Justice will never be fully attained unless people see in the poor person, who is asking for help in order to survive, not an annoyance or a burden, but an opportunity for showing kindness and a chance for greater enrichment. Only such an awareness can give the courage needed to face the risk and the change involved in every authentic attempt to come to the aid of another. It is not merely a matter of "giving from one's surplus", but of helping entire peoples which are presently excluded or marginalized to enter into the sphere of economic and human development. For this to happen, it is not enough to draw on the surplus goods which in fact our world abundantly produces; it requires above all a change of life-styles, of models of production and consumption, and of the established structures of power which today govern societies."

Lent is a time filled with traditional prayer and piety. It is a great time to pray the stations of the cross, or simply sit in adoration before the blessed sacrament. But today's gospel reminds us that all such actions must always be accompanied by an openness of heart, a willingness to allow God to challenge every aspect of our lifestyle our politics, our world view. How much are any of us willing to truly put the poor ahead of ourselves.

We are all called to holiness. But the road to holiness is never painless. Perhaps it is time for each of us to honestly examine our attitudes toward those on the margins. If we are honest, we may not like what we find in our own hearts.

Friday, February 12, 2016

What's the point?

Now that my life has settled down, the blog is back.

Today is the first Friday of Lent, and it is good to see that even the fast food places are still recognizing that Catholics abstain from meat on Fridays during Lent. Take note of all the fish sandwich commercials.  But what's the point? Why do we even need to do these kinds of things.

The answer is simple. We need abstinence and other forms of mortification because we are bodily creatures.  We are not angels. We are not purely spiritual beings. Nor are we purely material, reducible to biochemistry.
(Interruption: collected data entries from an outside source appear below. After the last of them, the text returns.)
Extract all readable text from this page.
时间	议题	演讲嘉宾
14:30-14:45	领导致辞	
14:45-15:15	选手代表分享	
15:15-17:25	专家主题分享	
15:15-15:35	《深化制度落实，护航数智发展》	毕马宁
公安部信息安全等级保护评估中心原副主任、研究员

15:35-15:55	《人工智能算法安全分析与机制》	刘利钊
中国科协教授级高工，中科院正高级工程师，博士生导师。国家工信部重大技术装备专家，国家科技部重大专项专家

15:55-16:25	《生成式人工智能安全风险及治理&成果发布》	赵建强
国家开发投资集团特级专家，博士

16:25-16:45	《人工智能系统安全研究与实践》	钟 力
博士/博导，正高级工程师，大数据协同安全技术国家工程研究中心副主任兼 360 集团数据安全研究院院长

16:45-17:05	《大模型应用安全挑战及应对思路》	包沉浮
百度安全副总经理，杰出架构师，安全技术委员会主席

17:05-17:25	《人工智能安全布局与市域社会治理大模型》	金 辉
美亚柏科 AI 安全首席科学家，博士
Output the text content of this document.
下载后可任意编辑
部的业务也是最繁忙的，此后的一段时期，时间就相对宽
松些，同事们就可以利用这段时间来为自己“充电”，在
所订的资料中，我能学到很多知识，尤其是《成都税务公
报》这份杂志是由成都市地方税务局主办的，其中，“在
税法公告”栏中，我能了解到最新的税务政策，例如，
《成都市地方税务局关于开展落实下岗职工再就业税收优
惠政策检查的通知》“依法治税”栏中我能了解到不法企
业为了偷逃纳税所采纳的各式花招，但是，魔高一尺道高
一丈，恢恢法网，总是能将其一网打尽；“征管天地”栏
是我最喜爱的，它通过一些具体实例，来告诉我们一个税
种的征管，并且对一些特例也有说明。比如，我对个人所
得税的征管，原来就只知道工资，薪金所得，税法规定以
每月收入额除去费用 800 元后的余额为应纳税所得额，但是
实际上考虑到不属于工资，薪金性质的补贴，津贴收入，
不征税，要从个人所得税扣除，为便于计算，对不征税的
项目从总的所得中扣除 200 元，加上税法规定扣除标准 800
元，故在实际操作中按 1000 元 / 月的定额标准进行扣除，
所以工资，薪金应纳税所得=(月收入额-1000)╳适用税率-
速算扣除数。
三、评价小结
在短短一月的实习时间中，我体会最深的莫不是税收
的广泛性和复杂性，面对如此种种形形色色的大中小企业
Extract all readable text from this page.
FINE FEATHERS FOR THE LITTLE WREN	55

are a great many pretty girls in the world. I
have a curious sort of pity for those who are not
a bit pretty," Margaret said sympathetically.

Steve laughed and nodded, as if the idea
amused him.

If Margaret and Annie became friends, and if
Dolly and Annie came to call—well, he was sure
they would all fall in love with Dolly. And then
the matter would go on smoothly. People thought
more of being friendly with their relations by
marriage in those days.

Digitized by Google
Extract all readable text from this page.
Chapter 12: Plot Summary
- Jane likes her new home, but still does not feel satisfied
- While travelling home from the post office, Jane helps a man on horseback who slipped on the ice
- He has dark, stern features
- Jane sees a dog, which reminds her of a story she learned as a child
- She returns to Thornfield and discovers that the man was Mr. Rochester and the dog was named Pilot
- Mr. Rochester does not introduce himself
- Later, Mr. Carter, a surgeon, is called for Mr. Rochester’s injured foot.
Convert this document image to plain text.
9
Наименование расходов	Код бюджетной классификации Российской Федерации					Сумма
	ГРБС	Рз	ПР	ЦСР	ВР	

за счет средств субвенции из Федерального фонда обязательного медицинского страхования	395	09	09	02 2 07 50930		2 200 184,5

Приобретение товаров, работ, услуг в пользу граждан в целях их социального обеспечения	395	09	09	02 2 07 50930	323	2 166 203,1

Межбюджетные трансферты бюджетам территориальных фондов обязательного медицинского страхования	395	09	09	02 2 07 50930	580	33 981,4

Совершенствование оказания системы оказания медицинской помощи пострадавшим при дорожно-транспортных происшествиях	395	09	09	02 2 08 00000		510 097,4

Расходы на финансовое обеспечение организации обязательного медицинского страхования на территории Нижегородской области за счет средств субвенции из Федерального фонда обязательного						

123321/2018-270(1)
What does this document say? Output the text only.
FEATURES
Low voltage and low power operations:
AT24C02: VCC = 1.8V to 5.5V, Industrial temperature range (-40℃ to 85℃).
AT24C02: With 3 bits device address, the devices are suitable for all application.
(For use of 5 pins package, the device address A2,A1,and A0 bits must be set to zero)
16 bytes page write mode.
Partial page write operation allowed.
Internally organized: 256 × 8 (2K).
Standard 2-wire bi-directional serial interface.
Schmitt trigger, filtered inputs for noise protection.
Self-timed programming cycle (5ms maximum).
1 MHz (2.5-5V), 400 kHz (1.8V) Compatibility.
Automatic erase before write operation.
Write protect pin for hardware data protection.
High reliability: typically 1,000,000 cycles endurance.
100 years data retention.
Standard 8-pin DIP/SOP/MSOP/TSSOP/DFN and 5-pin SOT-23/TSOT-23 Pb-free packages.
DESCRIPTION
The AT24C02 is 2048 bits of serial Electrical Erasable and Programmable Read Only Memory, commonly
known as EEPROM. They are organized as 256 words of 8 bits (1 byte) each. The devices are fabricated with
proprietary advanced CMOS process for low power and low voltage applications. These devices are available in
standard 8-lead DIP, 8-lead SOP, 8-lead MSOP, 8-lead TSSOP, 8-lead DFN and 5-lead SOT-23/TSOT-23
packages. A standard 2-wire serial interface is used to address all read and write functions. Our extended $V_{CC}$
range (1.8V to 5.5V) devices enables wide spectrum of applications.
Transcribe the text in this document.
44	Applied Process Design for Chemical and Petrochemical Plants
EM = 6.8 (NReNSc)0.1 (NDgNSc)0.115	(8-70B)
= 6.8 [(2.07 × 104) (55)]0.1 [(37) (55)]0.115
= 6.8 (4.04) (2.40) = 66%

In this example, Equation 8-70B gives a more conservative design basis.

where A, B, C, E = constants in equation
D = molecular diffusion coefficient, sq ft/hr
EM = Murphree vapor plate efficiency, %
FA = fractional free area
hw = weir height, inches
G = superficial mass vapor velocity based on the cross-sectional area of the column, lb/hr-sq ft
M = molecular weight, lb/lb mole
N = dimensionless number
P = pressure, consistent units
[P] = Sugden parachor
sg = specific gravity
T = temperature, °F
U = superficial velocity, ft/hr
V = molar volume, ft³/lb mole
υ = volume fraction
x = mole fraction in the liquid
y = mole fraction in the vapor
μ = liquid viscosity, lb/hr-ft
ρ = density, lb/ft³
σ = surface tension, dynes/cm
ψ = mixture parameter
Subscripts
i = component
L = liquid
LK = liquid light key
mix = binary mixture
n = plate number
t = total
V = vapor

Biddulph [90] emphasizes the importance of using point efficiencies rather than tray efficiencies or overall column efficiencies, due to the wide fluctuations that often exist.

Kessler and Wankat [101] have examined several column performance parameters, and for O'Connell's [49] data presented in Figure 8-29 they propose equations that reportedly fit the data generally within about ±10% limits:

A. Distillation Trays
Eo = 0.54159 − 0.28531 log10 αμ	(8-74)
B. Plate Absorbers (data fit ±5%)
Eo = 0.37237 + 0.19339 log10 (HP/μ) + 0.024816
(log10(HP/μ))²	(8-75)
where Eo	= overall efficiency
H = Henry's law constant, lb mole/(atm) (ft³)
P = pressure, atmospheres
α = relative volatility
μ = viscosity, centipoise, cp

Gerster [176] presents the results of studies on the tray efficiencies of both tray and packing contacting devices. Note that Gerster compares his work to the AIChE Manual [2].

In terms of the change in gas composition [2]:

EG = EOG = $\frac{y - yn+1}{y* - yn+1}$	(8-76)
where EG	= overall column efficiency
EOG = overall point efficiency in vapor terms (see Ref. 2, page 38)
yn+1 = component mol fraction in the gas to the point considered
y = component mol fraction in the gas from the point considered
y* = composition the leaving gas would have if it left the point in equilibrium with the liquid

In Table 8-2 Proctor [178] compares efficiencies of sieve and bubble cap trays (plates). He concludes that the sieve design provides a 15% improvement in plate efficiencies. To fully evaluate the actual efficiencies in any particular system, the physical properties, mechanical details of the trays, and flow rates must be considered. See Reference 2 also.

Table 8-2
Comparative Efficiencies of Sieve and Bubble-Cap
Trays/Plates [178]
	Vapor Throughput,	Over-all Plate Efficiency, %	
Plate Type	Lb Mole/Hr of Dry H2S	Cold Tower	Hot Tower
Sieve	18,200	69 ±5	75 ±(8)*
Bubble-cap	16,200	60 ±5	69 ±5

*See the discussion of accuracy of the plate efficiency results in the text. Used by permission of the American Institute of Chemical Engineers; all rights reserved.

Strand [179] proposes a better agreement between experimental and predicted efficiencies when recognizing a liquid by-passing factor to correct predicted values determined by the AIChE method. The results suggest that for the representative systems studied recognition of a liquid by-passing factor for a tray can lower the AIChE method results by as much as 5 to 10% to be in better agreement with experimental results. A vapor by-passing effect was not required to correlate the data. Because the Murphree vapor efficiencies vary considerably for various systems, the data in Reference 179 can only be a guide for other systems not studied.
We are composites: body and spirit.

Scripture reading, prayer, mediation and the grace of sacraments are great ways of transforming the spirit. But that is only half the story.

The catechism speaks of two conversions. The first is at baptism. But even after baptism there remains in each of us the inclination to sin. And so there must be what is called "second conversion."

 This second conversion is an uninterrupted task for the whole Church who, "clasping sinners to her bosom, (is) at once holy and always in need of purification, (and) follows constantly the path of penance and renewal."This endeavor of conversion is not just a human work. It is the movement of a "contrite heart," drawn and moved by grace to respond to the merciful love of God who loved us first.

Our second conversion is the struggle that goes on throughout our earthly life.  It involves soul and body, prayer and mortification of the body. The  abstinence from meat that the Church asks us to observe during Lent is the minimum.

Each day during the Lenten Season we are called to involve our entire self (body and soul) in penance, second conversion. Not eating meat may seem an arbitrary and insignificant gesture. But as simple as it is, when combined with prayer it can have a powerful effect, and leading us ever closer to our ultimate goal.